«I momenti unici durano poco, è l'uguale che poi prende comunque il sopravvento». Questo primo libretto di Paola Presciuttini, ordinato da Feltrinelli dopo la letura del più solido e maturo
Non dire il mio nome, l'ho aspettato un bel po', ma ne è valsa la pena. Contiene tante promesse di Paola poco più che ventenne, poi mantenute nell'opera più recente.
Nove racconti, intimi e delicati, che avvincono e stupiscono per la facilità con cui Paola sa mettere sulla carta sentimenti profondi e temi delicati (morte, omosessualità, vecchiaia, follia, incesto). L'avvio - dopo la bella prefazione di Dacia Maraini che aggiunge valore al piccolo libro - è avvincente. In otto pagine tesissime il lettore è calato in una psicologia disturbata che sogna un impossibile viaggio in Olanda. La pazzia del protagonista (tenuta a bada dalla terapia di psicofarmaci, unico modo per riuscire a tenere i pensieri "tutti in fila, uno dietro l'altro") è descritta in modo tanto convincente da lasciare sgomento chi ha avuto modo di incontrare anime malate come quella raccontata qui.
Né la seconda storia dà tregua: è il racconto di una morte e di un dialogo postumo, tra i pensieri di chi ancora vive e la lettera di addio dell'amante morta.

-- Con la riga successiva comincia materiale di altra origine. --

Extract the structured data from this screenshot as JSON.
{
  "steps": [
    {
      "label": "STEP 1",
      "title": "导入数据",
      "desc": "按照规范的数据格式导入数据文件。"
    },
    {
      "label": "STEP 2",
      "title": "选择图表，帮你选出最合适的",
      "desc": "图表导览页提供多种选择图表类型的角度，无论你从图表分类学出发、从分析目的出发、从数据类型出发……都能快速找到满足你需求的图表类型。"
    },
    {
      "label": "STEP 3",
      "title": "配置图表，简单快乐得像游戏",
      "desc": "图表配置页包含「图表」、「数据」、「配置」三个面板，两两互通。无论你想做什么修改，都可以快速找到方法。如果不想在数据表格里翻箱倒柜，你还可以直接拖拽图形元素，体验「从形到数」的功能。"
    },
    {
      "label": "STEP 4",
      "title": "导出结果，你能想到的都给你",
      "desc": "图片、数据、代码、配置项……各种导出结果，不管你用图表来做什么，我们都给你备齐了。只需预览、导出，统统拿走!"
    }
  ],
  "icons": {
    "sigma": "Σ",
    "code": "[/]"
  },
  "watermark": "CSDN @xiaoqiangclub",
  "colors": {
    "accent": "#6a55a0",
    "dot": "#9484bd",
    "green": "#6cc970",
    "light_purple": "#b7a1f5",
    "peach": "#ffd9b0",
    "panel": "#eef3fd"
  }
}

Le ottanta pagine si leggono in due ore durante le quali la tensione emotiva resta sempre alta (forse solo ne "La neve non fa rumore" Paola si fa prendere la mano dalle immagini e perde un po' di leggerezza). Particolarmente bello il terzo racconto, "Fuori", sette paginette di valore, un cammeo in cui si trova l'embrione di "Pedro", protagonista di Non dire il mio nome.
Il libro è edito da
Sensibili alle foglie, cui forse conviene rivolgersi diraettamente per l'acquisto, obbligatorio per chi ha apprezzato la storia di Pedro.